Stumbling stones in Chemnitz
Max, Paula Margaretha and Baruch Geller, Bracha Dana

Max Geller
Born: 18 March 1886
Died: 13/09/1961
Paula Margaretha Geller, née Götz
Born: 22/09/1897
Died: 18/02/1963
Bracha Dana, née Geller
Born: 03.08.1922
Died: 14.11.1981
Baruch Geller
Born: 18.05.1928
Died: 21/08/2018
Installation location:
Heinrich-Beck-Straße 7Stumbling stone laying on:
17 May 2022
Life path

The merchant Max Geller left his Galician homeland on the eve of the start of the First World War. He decided to live in the industrial city of Chemnitz, where he initially settled as a commercial agent on the Sonnenberg. In the commercial world, he went by the name Mendel Geller.

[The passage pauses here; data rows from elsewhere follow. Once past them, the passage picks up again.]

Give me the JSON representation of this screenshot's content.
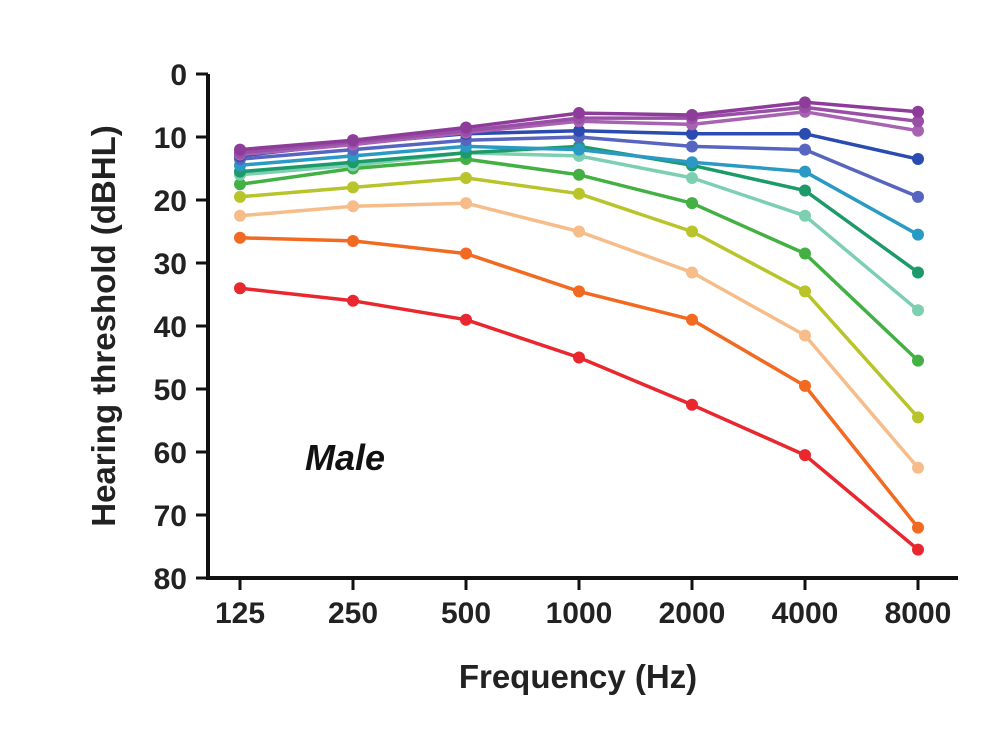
{
  "chart_data": {
    "type": "line",
    "title": "",
    "xlabel": "Frequency (Hz)",
    "ylabel": "Hearing threshold (dBHL)",
    "annotation": "Male",
    "categories": [
      "125",
      "250",
      "500",
      "1000",
      "2000",
      "4000",
      "8000"
    ],
    "y_ticks": [
      "0",
      "10",
      "20",
      "30",
      "40",
      "50",
      "60",
      "70",
      "80"
    ],
    "ylim": [
      0,
      80
    ],
    "y_inverted": true,
    "grid": false,
    "legend": "none",
    "series": [
      {
        "name": "series-1",
        "color": "#8e3c9a",
        "values": [
          12,
          10.5,
          8.5,
          6.2,
          6.5,
          4.5,
          6
        ]
      },
      {
        "name": "series-2",
        "color": "#9a4fa6",
        "values": [
          12.5,
          10.8,
          9,
          7,
          7,
          5.3,
          7.5
        ]
      },
      {
        "name": "series-3",
        "color": "#a862b2",
        "values": [
          12.8,
          11.2,
          9.3,
          7.5,
          8,
          6,
          9
        ]
      },
      {
        "name": "series-4",
        "color": "#2a4bb0",
        "values": [
          13,
          11,
          9.5,
          9,
          9.5,
          9.5,
          13.5
        ]
      },
      {
        "name": "series-5",
        "color": "#5765c0",
        "values": [
          13.5,
          12,
          10.5,
          10,
          11.5,
          12,
          19.5
        ]
      },
      {
        "name": "series-6",
        "color": "#2a9ac4",
        "values": [
          14.5,
          13,
          11.5,
          12,
          14,
          15.5,
          25.5
        ]
      },
      {
        "name": "series-7",
        "color": "#1d9a6a",
        "values": [
          15.5,
          14,
          12.5,
          11.5,
          14.5,
          18.5,
          31.5
        ]
      },
      {
        "name": "series-8",
        "color": "#7ccfb0",
        "values": [
          16,
          14.5,
          12.5,
          13,
          16.5,
          22.5,
          37.5
        ]
      },
      {
        "name": "series-9",
        "color": "#43b043",
        "values": [
          17.5,
          15,
          13.5,
          16,
          20.5,
          28.5,
          45.5
        ]
      },
      {
        "name": "series-10",
        "color": "#b8c42a",
        "values": [
          19.5,
          18,
          16.5,
          19,
          25,
          34.5,
          54.5
        ]
      },
      {
        "name": "series-11",
        "color": "#f6bd8a",
        "values": [
          22.5,
          21,
          20.5,
          25,
          31.5,
          41.5,
          62.5
        ]
      },
      {
        "name": "series-12",
        "color": "#f26a22",
        "values": [
          26,
          26.5,
          28.5,
          34.5,
          39,
          49.5,
          72
        ]
      },
      {
        "name": "series-13",
        "color": "#e8272e",
        "values": [
          34,
          36,
          39,
          45,
          52.5,
          60.5,
          75.5
        ]
      }
    ]
  }
}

On 25 February 1920, Max Geller married Paula Margaretha Götz, a merchant's daughter who was eleven years his junior, in Eger (Bohemia). Her parents lived in Penig until 1910, where her brother Werner was also born. Immediately after their marriage, Max Geller founded a hosiery factory, which was initially based at Heinrich-Beck-Straße 7 in Kaßberg. Just a few months later, he acquired the four-storey building. The couple moved into a flat on the first floor. They went on to have four children: Brigitte Ingeburg, Ruth, Edith and Richard Bernhard. Edith died in the State Women's Hospital at the age of just three months and was buried in the Jewish cemetery in the Altendorf neighbourhood.
As early as 1921, Margaretha Geller became co-owner of the stocking factory, which from then on traded under the name "M. Geller & Co." in the commercial register. The factory was now located on the ground floor of Bismarckstraße 25 before being relocated to an industrial building in Niederzwönitz in 1923. In the midst of the global economic crisis, the company ran into difficulties. As a result, bankruptcy proceedings were opened in March 1929, which were only concluded in September 1932 when the company was liquidated.
Max Geller, who fought in the Second World War, was also politically active in the 1920s and was a member of the "Reich Banner Black-Red-Gold". As a music lover, he led the music band of the Groß-Chemnitz local association. The family emigrated to the British Mandate of Palestine in August 1935. In April 1936, Max Geller reported in the "Jüdische Zeitung für Mittelsachsen" (Chemnitz) about the planned construction of a new settlement near Haifa. The family later took up residence in Kiryat Stand, as the village had been called since 1942. The couple lived in the settlement until their deaths.
Bracha Geller, who was married to Abraham Dana from 1946, died in Haifa in 1981. Ruth Geller moved to Tel Aviv in 1943 and went on to become a successful actress in Israel. She recently spent her retirement with her daughter Elisheva. Baruch Geller married Naomi Simroni in 1958. The siblings' marriages produced six children, who are now married, live with their children in Israel and preserve the family's legacy.
Stumbling Stones in Chemnitz
It is a project against forgetting: stumbling stones have been laid in Chemnitz every year since 2007.
Embedded in the pavement, the memorial stones commemorate the tragic fates of fellow citizens who were persecuted, deported, murdered or driven to their deaths during the National Socialist regime.